Unemployment is defined narrowly: people without a job, actively seeking work, and available to start.
Economic inactivity covers people who are not in work and not looking (so they don't count as "unemployed"), such as long-term sick, students, carers, or retirees below state pension age.
The unemployment rate has risen to around 4.7% (about 1.67m people) up modestly compared with a year ago.
By contrast, the number of working-age people economically inactive due to long-term sickness is at a record high to over 2.8 million. This has been one of the biggest drivers of falling participation since the pandemic.
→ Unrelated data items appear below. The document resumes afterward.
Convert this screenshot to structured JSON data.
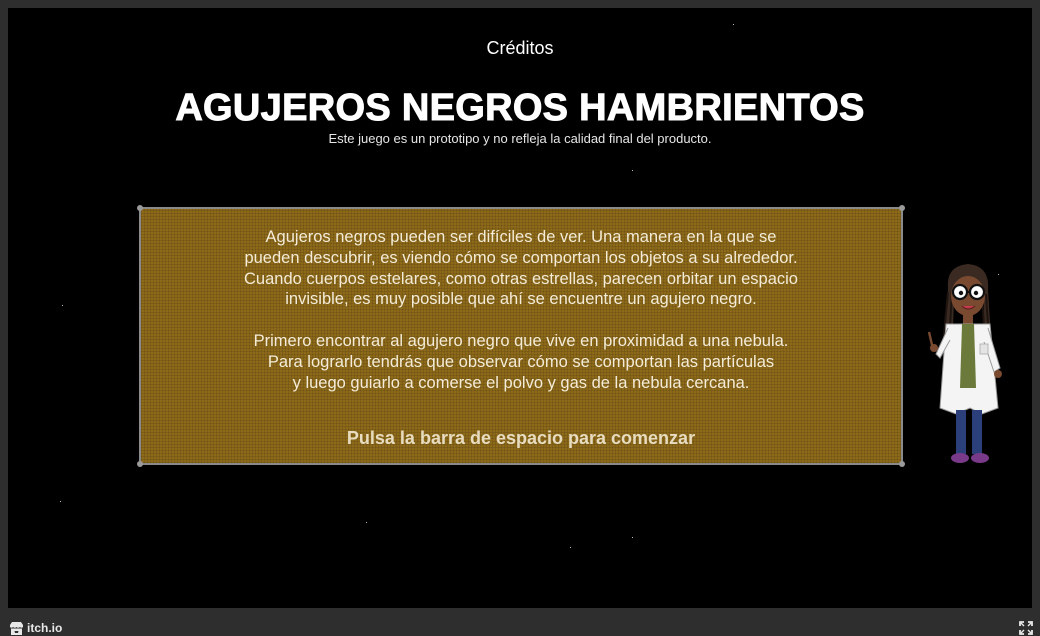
{
  "game": {
    "credits_label": "Créditos",
    "title": "AGUJEROS NEGROS HAMBRIENTOS",
    "subtitle": "Este juego es un prototipo y no refleja la calidad final del producto.",
    "panel": {
      "paragraph1": [
        "Agujeros negros pueden ser difíciles de ver. Una manera en la que se",
        "pueden descubrir, es viendo cómo se comportan los objetos a su alrededor.",
        "Cuando cuerpos estelares, como otras estrellas, parecen orbitar un espacio",
        "invisible, es muy posible que ahí se encuentre un agujero negro."
      ],
      "paragraph2": [
        "Primero encontrar al agujero negro que vive en proximidad a una nebula.",
        "Para lograrlo tendrás que observar cómo se comportan las partículas",
        "y luego guiarlo a comerse el polvo y gas de la nebula cercana."
      ],
      "start_prompt": "Pulsa la barra de espacio para comenzar"
    },
    "colors": {
      "background": "#000000",
      "panel": "#8d6a1a",
      "panel_text": "#f4ecd8"
    }
  },
  "footer": {
    "brand_label": "itch.io",
    "brand_icon": "itch-icon",
    "fullscreen_icon": "fullscreen-icon"
  }
}
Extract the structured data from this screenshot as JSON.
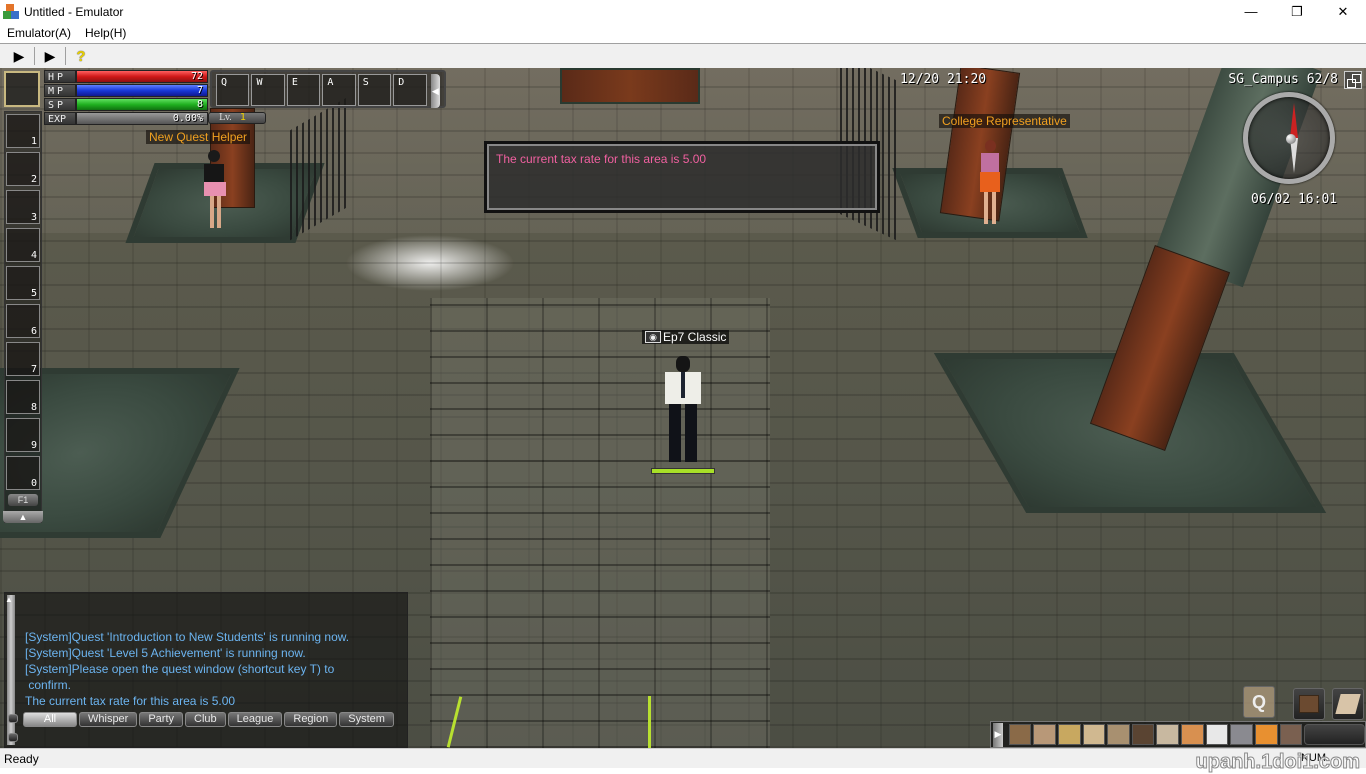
{
  "window": {
    "title": "Untitled - Emulator",
    "minimize_icon": "minimize-icon",
    "restore_icon": "restore-icon",
    "close_icon": "close-icon"
  },
  "menu": {
    "items": [
      "Emulator(A)",
      "Help(H)"
    ]
  },
  "toolbar": {
    "play_icon": "play-icon",
    "step_icon": "step-icon",
    "help_icon": "help-icon",
    "play_glyph": "▶",
    "step_glyph": "▶",
    "help_glyph": "?"
  },
  "hud": {
    "stats": [
      {
        "label": "HP",
        "value": "72",
        "fill": 1.0
      },
      {
        "label": "MP",
        "value": "7",
        "fill": 1.0
      },
      {
        "label": "SP",
        "value": "8",
        "fill": 1.0
      },
      {
        "label": "EXP",
        "value": "0.00%",
        "fill": 0.0
      }
    ],
    "level_label": "Lv.",
    "level": "1",
    "skill_slots": [
      "Q",
      "W",
      "E",
      "A",
      "S",
      "D"
    ],
    "skill_toggle_glyph": "◀",
    "quick_slots": [
      "1",
      "2",
      "3",
      "4",
      "5",
      "6",
      "7",
      "8",
      "9",
      "0"
    ],
    "quick_page": "F1",
    "quick_toggle_glyph": "▲",
    "game_clock": "12/20 21:20",
    "zone": "SG_Campus 62/8",
    "server_time": "06/02 16:01"
  },
  "world": {
    "npcs": [
      {
        "name": "New Quest Helper"
      },
      {
        "name": "College Representative"
      }
    ],
    "player": {
      "name": "Ep7 Classic",
      "hp_fill": 1.0
    }
  },
  "notice": {
    "text": "The current tax rate for this area is 5.00",
    "color": "#f060a0"
  },
  "chat": {
    "lines": [
      "[System]Quest 'Introduction to New Students' is running now.",
      "[System]Quest 'Level 5 Achievement' is running now.",
      "[System]Please open the quest window (shortcut key T) to",
      " confirm.",
      "The current tax rate for this area is 5.00"
    ],
    "tabs": [
      "All",
      "Whisper",
      "Party",
      "Club",
      "League",
      "Region",
      "System"
    ],
    "active_tab": "All",
    "text_color": "#6cb4f0"
  },
  "game_menu": {
    "icons": [
      "bag-icon",
      "character-icon",
      "map-icon",
      "skill-icon",
      "quest-book-icon",
      "inventory-icon",
      "club-icon",
      "world-map-icon",
      "system-icon",
      "gift-icon",
      "event-gift-icon",
      "dance-icon",
      "more-icon"
    ],
    "quest_button_glyph": "Q",
    "expand_glyph": "▶"
  },
  "status": {
    "text": "Ready",
    "num": "NUM"
  },
  "watermark": "upanh.1doi1.com"
}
Early and "hidden" retirement among people in their late 50s and early 60s has also grown since COVID, though some of this was later reversed when people returned due to cost-of-living pressures.
The labour market shows a shrinking pool of available workers — not just through rising unemployment, but more importantly through a large increase in inactivity.
If many older workers with health problems or caring responsibilities are no longer seeking work, they are not counted as unemployed, but they reduce the overall labour supply just as much or more.
This helps explain why job vacancies can fall while unemployment rises only modestly. Fewer people are even in the labour market to compete for jobs.
The modest rise in unemployment is partly because large numbers who might otherwise show up as unemployed are instead counted as economically inactive especially due to long-term sickness and earlier-than-expected retirement.